Hi,
our range allocator -- alloc_contig_range() -- already works fairly
reliable with MIGRATE_CMA, as used by the CMA allocator, and
ZONE_MOVABLE, as used by virtio-mem for memory hotunplug. However, there
are some things to improve, especially when allocating from one of the
kernel zones, such as ZONE_NORMAL, as used for allocating gigantic pages
and by virtio-mem for memory hotunplug.
a) MAX_ORDER (and pageblock_order) limitation
The current implementation is tightly glued to pageblock_order and
MAX_ORDER. For example, alloc_contig_range() works fairly unreliable on
ZONE_NORMAL with granularity < MAX_ORDER - 1, because we isolate all
pageblocks in the MAX_ORDER - 1 range and any unmovable page in that
range will bail out. Further, when isolating a pageblock we lose
movability information, so isolating a (partially) unmovable pageblock
might be problematic and we would like to retain the original movability
information.
As one example, virtio-mem currently uses MAX_ORDER - 1 granularity
instead of smaller (like pageblock_order) granularity, for example,
supporting (un)plug of 4MiB chunks on x86-64 only. We'd like to support
2 MiB here.
As another example, a CMA area has to be aligned to MAX_ORDER - 1 due to
the current limitations. pageblock_order is still problematic on some
archs (arm64 with 64 KiB base pages), but getting rid of the MAX_ORDER
limitation feels like a low hanging fruit.

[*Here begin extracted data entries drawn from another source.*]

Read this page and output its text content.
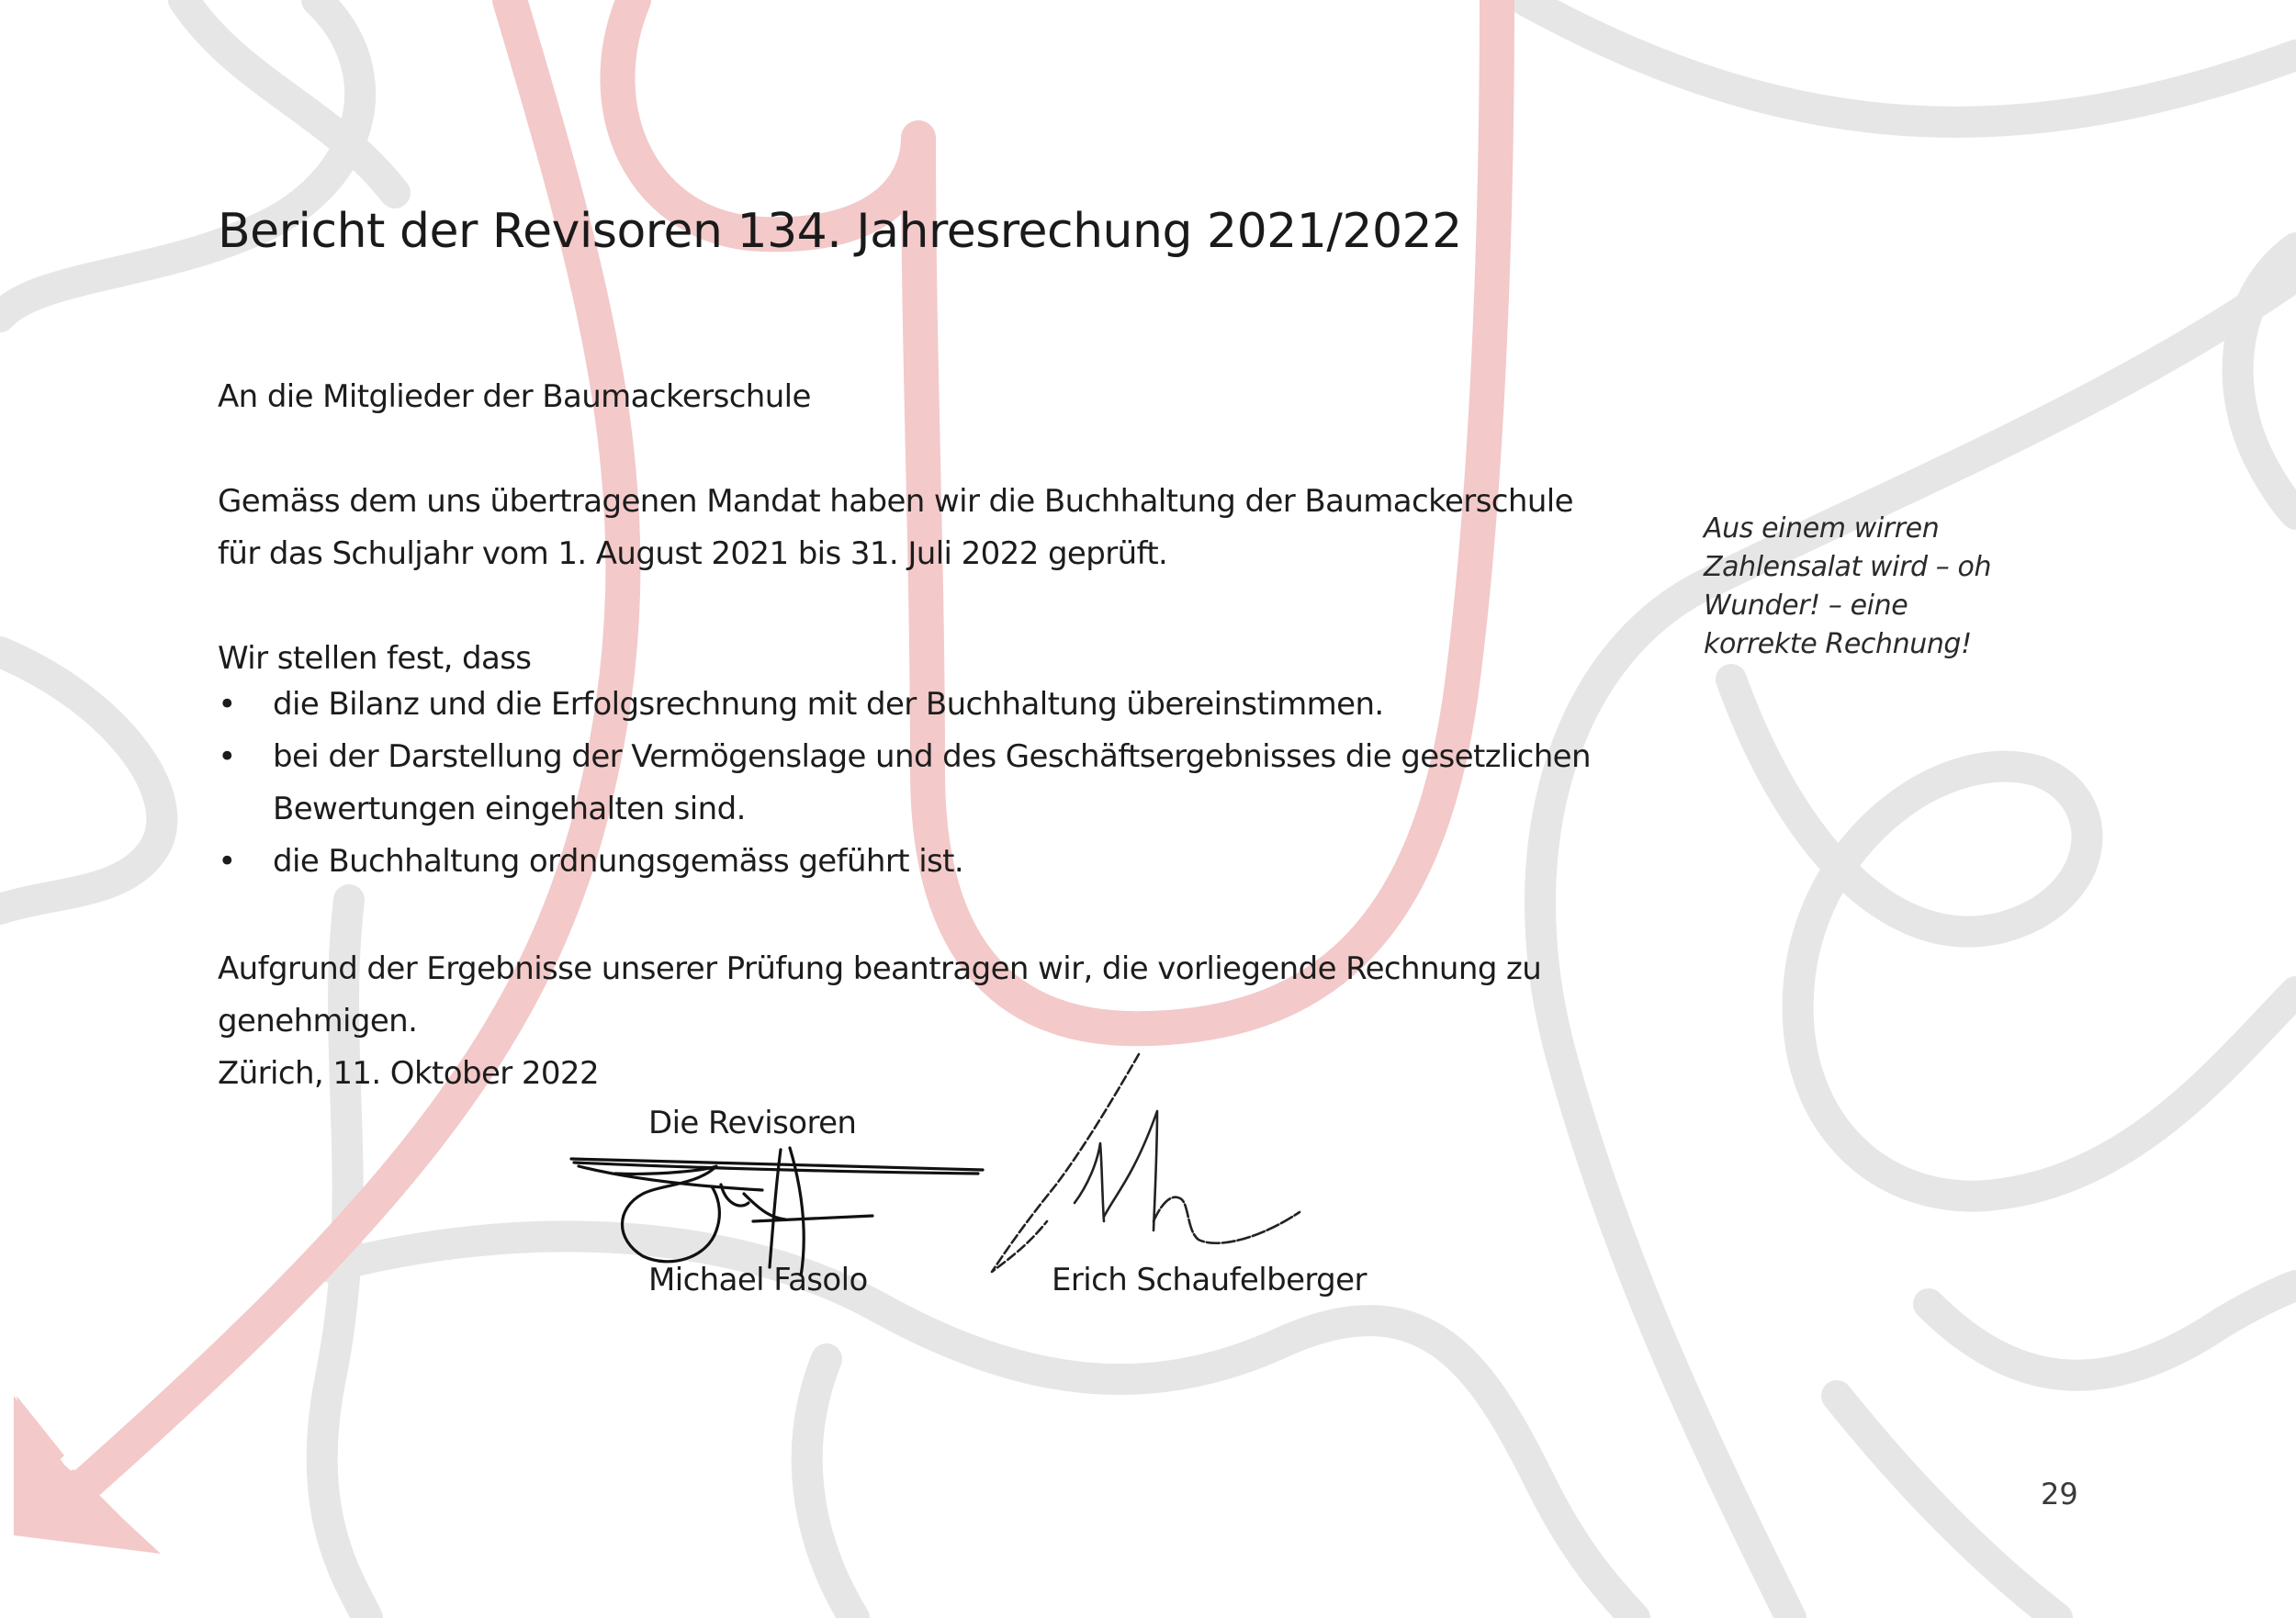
Bericht der Revisoren 134. Jahresrechung 2021/2022

An die Mitglieder der Baumackerschule

Gemäss dem uns übertragenen Mandat haben wir die Buchhaltung der Baumackerschule

für das Schuljahr vom 1. August 2021 bis 31. Juli 2022 geprüft.

Wir stellen fest, dass

• die Bilanz und die Erfolgsrechnung mit der Buchhaltung übereinstimmen.
• bei der Darstellung der Vermögenslage und des Geschäftsergebnisses die gesetzlichen
Bewertungen eingehalten sind.
• die Buchhaltung ordnungsgemäss geführt ist.

Aufgrund der Ergebnisse unserer Prüfung beantragen wir, die vorliegende Rechnung zu

genehmigen.

Zürich, 11. Oktober 2022

Aus einem wirren
Zahlensalat wird – oh
Wunder! – eine
korrekte Rechnung!

Die Revisoren
Michael Fasolo	Erich Schaufelberger
29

As there is interest in increasing MAX_ORDER, the problem will get worse
over time. The question are 1) what it takes to only isolate a single
pageblock and not all pageblocks composing a MAX_ORDER - 1 range when
not required and 2) how to handle isolating partially unmovable pageblocks.
b) Shrinking the slab
set_migratetype_isolate() has a nice comment "FIXME: Now, memory hotplug
doesn't call shrink_slab() by itself". IIUC, we could significantly
improve alloc_contig_range() reliability on ZONE_NORMAL when shrinking
the slab in some environments. The questions are, 1) who should shrink
the slab and 2) when, because it obviously can temporarily harm
performance. However, memory hotunplug already temporarily harms
performance.
Ideally, we'd want to shrink the slab only on the area of interest. How
could something like that be realized?
c) PCP handling
While we disable the PCP right now when offlining memory to avoid races
with concurrent freeing to the PCP, we don't do the same in
alloc_contig_range(); instead, we only drain the PCP once.

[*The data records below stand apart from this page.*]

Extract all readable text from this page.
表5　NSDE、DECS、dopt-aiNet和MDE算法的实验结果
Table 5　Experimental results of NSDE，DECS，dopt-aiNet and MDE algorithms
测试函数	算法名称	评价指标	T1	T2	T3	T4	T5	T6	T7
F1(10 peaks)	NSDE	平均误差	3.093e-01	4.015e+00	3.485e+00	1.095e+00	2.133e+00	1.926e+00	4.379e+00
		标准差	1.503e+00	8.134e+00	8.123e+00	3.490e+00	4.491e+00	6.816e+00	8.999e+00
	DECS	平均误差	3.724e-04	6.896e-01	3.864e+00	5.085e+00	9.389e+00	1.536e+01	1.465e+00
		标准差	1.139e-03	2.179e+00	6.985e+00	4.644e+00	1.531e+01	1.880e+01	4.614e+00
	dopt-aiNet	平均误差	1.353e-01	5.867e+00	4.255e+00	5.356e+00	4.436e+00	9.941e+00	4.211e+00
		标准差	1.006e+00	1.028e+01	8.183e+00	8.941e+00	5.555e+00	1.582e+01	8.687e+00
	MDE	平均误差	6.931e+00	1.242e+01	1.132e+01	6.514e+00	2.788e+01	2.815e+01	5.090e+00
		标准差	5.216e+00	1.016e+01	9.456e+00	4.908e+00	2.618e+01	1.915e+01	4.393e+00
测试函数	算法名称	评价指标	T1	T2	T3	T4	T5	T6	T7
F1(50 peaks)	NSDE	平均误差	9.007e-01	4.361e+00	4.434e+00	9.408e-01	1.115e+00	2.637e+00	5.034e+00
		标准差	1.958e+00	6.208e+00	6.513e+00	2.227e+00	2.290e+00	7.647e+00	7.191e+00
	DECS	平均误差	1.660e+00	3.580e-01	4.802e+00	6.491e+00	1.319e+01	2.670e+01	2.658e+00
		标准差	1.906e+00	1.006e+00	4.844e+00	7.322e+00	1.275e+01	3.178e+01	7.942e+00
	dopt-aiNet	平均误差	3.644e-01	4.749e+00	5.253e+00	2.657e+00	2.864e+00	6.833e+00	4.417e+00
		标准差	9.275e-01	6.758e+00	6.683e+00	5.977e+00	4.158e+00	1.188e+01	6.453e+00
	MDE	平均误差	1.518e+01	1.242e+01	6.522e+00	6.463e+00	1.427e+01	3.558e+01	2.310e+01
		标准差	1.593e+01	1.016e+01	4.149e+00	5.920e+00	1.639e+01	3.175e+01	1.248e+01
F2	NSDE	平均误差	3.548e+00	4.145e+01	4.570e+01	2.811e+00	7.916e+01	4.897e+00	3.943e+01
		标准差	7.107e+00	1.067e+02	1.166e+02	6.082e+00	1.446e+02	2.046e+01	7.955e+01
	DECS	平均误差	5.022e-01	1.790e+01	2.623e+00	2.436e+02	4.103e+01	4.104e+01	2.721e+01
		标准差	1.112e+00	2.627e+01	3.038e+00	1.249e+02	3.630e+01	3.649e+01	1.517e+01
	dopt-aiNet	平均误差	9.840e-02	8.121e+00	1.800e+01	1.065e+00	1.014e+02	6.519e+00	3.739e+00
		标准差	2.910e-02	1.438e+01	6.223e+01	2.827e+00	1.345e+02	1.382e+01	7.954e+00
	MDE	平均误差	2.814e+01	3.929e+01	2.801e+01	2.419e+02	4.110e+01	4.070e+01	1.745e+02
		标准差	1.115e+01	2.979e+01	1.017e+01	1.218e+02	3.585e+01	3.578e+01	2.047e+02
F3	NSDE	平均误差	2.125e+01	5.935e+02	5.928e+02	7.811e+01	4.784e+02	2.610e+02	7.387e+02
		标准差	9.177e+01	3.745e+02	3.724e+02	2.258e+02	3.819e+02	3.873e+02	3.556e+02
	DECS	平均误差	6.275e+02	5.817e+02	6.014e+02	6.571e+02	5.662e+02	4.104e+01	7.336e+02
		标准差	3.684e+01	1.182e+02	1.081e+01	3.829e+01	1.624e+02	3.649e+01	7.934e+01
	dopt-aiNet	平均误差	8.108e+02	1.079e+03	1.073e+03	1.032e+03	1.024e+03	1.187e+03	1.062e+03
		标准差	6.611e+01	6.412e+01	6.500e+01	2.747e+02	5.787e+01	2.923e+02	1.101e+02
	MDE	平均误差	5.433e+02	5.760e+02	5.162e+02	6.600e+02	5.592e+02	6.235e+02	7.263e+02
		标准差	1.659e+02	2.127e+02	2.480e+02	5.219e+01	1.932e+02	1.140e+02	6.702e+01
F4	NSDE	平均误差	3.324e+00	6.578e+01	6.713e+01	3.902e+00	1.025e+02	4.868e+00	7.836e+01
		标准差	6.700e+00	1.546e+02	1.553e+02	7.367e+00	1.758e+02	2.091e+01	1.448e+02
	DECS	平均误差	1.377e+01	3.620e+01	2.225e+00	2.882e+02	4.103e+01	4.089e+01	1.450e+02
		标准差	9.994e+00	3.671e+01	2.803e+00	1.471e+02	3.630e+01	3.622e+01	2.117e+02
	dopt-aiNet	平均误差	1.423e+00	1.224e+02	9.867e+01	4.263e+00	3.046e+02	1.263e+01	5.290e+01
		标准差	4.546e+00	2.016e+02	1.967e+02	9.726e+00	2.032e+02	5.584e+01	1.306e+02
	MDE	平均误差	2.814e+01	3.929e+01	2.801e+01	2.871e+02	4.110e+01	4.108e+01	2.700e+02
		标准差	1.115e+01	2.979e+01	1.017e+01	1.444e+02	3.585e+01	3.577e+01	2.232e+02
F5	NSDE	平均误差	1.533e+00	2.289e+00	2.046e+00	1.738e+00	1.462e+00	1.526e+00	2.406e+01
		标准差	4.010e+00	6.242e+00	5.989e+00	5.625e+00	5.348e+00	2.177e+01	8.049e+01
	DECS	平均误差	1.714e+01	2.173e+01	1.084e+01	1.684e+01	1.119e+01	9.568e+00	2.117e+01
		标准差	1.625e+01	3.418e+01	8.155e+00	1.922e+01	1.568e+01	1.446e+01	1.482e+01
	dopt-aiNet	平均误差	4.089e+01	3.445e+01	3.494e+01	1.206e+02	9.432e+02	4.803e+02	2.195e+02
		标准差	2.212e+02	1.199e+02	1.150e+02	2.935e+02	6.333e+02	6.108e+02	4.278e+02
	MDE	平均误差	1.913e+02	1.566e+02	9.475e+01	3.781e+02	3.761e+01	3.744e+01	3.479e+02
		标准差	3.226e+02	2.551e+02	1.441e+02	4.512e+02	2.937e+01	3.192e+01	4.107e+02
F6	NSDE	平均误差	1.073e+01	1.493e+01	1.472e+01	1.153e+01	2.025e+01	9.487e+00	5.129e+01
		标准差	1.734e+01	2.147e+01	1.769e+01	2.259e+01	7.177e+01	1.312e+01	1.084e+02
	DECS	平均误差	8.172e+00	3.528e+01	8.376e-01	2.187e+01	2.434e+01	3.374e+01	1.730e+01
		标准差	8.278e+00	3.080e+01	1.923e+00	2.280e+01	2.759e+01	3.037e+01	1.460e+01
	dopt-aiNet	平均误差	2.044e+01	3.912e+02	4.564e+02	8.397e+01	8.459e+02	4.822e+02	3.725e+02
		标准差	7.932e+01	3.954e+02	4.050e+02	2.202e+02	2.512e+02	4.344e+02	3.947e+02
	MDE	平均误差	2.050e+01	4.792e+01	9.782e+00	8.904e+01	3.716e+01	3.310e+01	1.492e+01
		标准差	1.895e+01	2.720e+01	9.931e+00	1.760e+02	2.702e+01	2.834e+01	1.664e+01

Disabling the PCP will currently lock a mutex until re-enabled, which
would essentially serialize alloc_contig_range(), which is undesired.

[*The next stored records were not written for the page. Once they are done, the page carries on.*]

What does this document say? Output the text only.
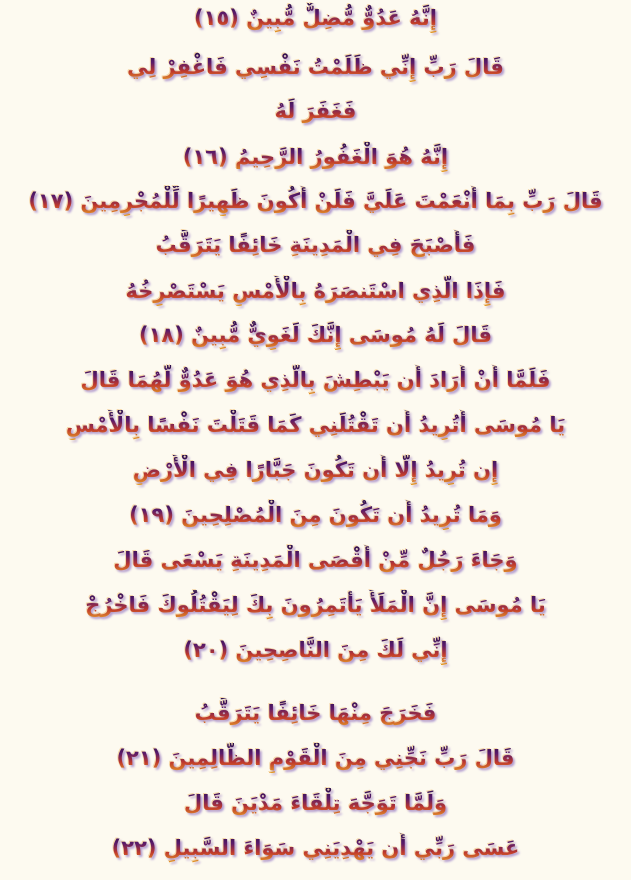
إِنَّهُ عَدُوٌّ مُّضِلٌّ مُّبِينٌ (١٥)
قَالَ رَبِّ إِنِّي ظَلَمْتُ نَفْسِي فَاغْفِرْ لِي
فَغَفَرَ لَهُ
إِنَّهُ هُوَ الْغَفُورُ الرَّحِيمُ (١٦)
قَالَ رَبِّ بِمَا أَنْعَمْتَ عَلَيَّ فَلَنْ أَكُونَ ظَهِيرًا لِّلْمُجْرِمِينَ (١٧)
فَأَصْبَحَ فِي الْمَدِينَةِ خَائِفًا يَتَرَقَّبُ
فَإِذَا الَّذِي اسْتَنصَرَهُ بِالْأَمْسِ يَسْتَصْرِخُهُ
قَالَ لَهُ مُوسَى إِنَّكَ لَغَوِيٌّ مُّبِينٌ (١٨)
فَلَمَّا أَنْ أَرَادَ أَن يَبْطِشَ بِالَّذِي هُوَ عَدُوٌّ لَّهُمَا قَالَ
يَا مُوسَى أَتُرِيدُ أَن تَقْتُلَنِي كَمَا قَتَلْتَ نَفْسًا بِالْأَمْسِ
إِن تُرِيدُ إِلَّا أَن تَكُونَ جَبَّارًا فِي الْأَرْضِ
وَمَا تُرِيدُ أَن تَكُونَ مِنَ الْمُصْلِحِينَ (١٩)
وَجَاءَ رَجُلٌ مِّنْ أَقْصَى الْمَدِينَةِ يَسْعَى قَالَ
يَا مُوسَى إِنَّ الْمَلَأَ يَأْتَمِرُونَ بِكَ لِيَقْتُلُوكَ فَاخْرُجْ
إِنِّي لَكَ مِنَ النَّاصِحِينَ (٢٠)
فَخَرَجَ مِنْهَا خَائِفًا يَتَرَقَّبُ
قَالَ رَبِّ نَجِّنِي مِنَ الْقَوْمِ الظَّالِمِينَ (٢١)
وَلَمَّا تَوَجَّهَ تِلْقَاءَ مَدْيَنَ قَالَ
عَسَى رَبِّي أَن يَهْدِيَنِي سَوَاءَ السَّبِيلِ (٢٢)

What would it take to make disabling the PCP scale? Do we care at all or
can the races actually result in significant allocation failures,
especially on ZONE_MOVABLE or MIGRATE_CMA?
d) Unification of alloc_contig_range() and memory offlining code.
Both do roughly the same thing, however, with some notable differences
(dissolving huge pages, retry handling, ...). What does it take to unify
both, or are there compelling reasons to not unify them?
--
Thanks,
David / dhildenb